Mediathek: Luisa Wöllisch lebt den Traum von vielen!

Schauspielerin Luisa Wöllisch lebt den Traum vieler Menschen mit und ohne Behinderung. Sie arbeitet als Schauspielerin mit Trisomie 21, hat Engagements in ganz Deutschland.

Deutschlandweit bekannt wurde die 26-jährige Münchnerin mit dem Kinofilm “Die Goldfische”. Bei einem Gast-Engagement in der COMÖDIE Dresden steht sie gerade als eine junge Frau mit Down-Syndrom auf der Bühne.

Schon als Kind wollte Luisa Wöllisch Schauspielerin werden. Niemals hätte sie geglaubt, dass dieser Traum tatsächlich wahr wird. In der Schule sammelte sie erste Bühnen-Erfahrungen in Musicals und Theater-Aufführungen. Nach der Schule arbeitete sie in einem Café, doch glücklich machte sie diese Arbeit nicht.

Ein Casting der Freien Bühne München brachte die Wende. Luisa Wöllisch setzte sich unter vielen Bewerberinnen und Bewerbern durch und erhielt den begehrten Platz: Als Erste konnte Luisa Wöllisch eine drei-jährige Qualifizierung zur Schauspielerin absolvieren. Dabei wurde sie von der Arbeitsagentur unterstützt.

Dazu gehörte Schauspiel-Unterricht in Theorie und Praxis sowie Improvisation, Sprechen, Tanz, Gesang und kreatives Schreiben. Entwickelt wurde das Programm von der Journalistin Angelica Fell, die selbst einen Sohn mit Trisomie 21 hat.

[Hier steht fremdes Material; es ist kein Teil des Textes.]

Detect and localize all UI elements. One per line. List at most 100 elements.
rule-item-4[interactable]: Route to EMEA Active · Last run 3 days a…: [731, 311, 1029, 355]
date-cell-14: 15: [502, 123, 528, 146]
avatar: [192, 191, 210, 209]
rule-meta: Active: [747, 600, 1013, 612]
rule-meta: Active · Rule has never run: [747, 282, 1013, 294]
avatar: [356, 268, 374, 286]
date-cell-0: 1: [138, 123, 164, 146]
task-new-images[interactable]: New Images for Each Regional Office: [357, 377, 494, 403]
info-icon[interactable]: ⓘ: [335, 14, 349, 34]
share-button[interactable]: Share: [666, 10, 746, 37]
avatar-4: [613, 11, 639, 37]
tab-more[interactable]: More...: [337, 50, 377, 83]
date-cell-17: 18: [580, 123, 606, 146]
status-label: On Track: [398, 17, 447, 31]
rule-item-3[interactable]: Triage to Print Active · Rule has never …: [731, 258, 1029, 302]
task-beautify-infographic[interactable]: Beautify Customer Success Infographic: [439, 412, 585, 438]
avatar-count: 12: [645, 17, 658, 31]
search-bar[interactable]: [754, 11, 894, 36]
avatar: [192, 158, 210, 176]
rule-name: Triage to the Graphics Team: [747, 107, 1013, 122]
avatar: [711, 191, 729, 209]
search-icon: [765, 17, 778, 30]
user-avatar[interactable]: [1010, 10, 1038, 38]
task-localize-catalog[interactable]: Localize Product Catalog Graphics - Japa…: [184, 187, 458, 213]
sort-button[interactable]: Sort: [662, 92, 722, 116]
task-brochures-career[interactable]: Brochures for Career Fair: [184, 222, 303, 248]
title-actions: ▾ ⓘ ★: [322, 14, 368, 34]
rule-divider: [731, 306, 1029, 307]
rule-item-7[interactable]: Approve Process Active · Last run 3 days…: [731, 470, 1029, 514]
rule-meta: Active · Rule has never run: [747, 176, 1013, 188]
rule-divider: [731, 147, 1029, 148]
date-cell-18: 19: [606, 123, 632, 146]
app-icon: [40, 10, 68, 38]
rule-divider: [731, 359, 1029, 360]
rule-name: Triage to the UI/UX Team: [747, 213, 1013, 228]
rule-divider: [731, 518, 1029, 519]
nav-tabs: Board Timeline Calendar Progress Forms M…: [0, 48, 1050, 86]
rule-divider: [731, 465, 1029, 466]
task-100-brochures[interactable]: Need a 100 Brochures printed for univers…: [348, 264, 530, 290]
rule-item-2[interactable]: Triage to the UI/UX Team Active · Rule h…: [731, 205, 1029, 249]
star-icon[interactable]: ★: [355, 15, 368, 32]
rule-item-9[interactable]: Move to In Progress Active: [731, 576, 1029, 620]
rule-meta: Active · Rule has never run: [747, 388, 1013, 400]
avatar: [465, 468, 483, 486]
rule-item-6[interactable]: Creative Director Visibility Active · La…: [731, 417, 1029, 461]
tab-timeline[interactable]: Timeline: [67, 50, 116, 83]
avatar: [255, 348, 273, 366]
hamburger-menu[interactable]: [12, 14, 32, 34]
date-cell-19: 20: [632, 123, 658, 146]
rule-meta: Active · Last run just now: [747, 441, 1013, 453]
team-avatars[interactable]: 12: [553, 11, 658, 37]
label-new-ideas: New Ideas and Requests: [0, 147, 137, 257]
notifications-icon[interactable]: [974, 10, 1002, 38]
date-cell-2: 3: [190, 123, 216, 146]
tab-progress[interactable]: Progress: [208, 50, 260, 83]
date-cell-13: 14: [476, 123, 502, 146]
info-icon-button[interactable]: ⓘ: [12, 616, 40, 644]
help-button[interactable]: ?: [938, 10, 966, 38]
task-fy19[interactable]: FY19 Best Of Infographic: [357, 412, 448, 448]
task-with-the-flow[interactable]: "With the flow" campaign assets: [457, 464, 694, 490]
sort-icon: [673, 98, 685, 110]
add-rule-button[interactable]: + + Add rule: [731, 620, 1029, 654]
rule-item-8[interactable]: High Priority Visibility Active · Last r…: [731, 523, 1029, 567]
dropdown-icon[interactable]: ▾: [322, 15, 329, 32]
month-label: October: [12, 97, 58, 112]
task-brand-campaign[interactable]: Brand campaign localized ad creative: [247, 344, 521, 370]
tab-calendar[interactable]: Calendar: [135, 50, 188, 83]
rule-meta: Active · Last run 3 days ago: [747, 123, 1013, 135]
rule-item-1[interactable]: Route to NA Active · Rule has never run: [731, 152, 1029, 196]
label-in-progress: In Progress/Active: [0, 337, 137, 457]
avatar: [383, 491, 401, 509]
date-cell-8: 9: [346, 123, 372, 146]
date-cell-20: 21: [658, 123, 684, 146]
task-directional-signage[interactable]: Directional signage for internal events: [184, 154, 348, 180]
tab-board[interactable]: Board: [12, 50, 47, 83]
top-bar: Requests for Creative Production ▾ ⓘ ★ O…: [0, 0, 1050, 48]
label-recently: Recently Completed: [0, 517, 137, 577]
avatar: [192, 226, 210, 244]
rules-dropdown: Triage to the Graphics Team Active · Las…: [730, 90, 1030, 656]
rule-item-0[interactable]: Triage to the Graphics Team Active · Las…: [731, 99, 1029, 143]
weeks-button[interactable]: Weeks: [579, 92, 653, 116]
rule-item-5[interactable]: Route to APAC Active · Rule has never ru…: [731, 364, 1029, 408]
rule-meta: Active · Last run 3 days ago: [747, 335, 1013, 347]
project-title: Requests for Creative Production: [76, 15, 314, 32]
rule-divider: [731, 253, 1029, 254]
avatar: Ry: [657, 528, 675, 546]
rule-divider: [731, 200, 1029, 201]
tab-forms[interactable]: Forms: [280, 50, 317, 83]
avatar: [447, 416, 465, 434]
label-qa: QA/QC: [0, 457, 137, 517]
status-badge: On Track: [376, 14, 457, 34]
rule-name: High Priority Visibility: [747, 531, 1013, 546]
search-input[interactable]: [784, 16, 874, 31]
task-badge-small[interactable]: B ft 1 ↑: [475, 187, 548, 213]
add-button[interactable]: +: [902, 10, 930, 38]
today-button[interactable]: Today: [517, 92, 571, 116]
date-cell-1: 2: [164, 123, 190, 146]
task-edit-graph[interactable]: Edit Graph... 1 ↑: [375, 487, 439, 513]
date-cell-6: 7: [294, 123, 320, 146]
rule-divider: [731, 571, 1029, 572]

Seit Oktober 2020 lebt Luisa Wöllisch in München, eine Autostunde von ihrem Elternhaus entfernt. Ihren Alltag organisiert sie selbstständig. Auch beruflich hat sie inzwischen einiges erreicht. Sie gehört zum Ensemble der renommierten Münchner Kammerspiele und spielt bis heute im inklusiven Team der Freien Bühne München mit. Zudem hatte sie zahlreiche Auftritte in Fernsehserien sowie in einigen Kinofilmen. 2021 erhielt sie den Kulturpreis Bayern, der jährlich für herausragende Leistungen in Kunst und Wissenschaft verliehen wird.

Dieses Glück ist hart erarbeitet und nur durch konsequente Förderung und Initiative ihrer Eltern und der Mentorin Angelica Fell möglich gewesen. Luisa weiß, dass sie anders ist als andere. Sie weiß aber auch, dass dies keine Schwäche sein muss.

“Was ich gar nicht mag, sind Produktionen, wo man als ‘Downie’ abgestempelt wird”, sagt sie in einem Interview. “Vor allem beim Film und im Fernsehen ist das so. Da wünsche ich mir mehr Inklusion, mehr kreative Rollen.”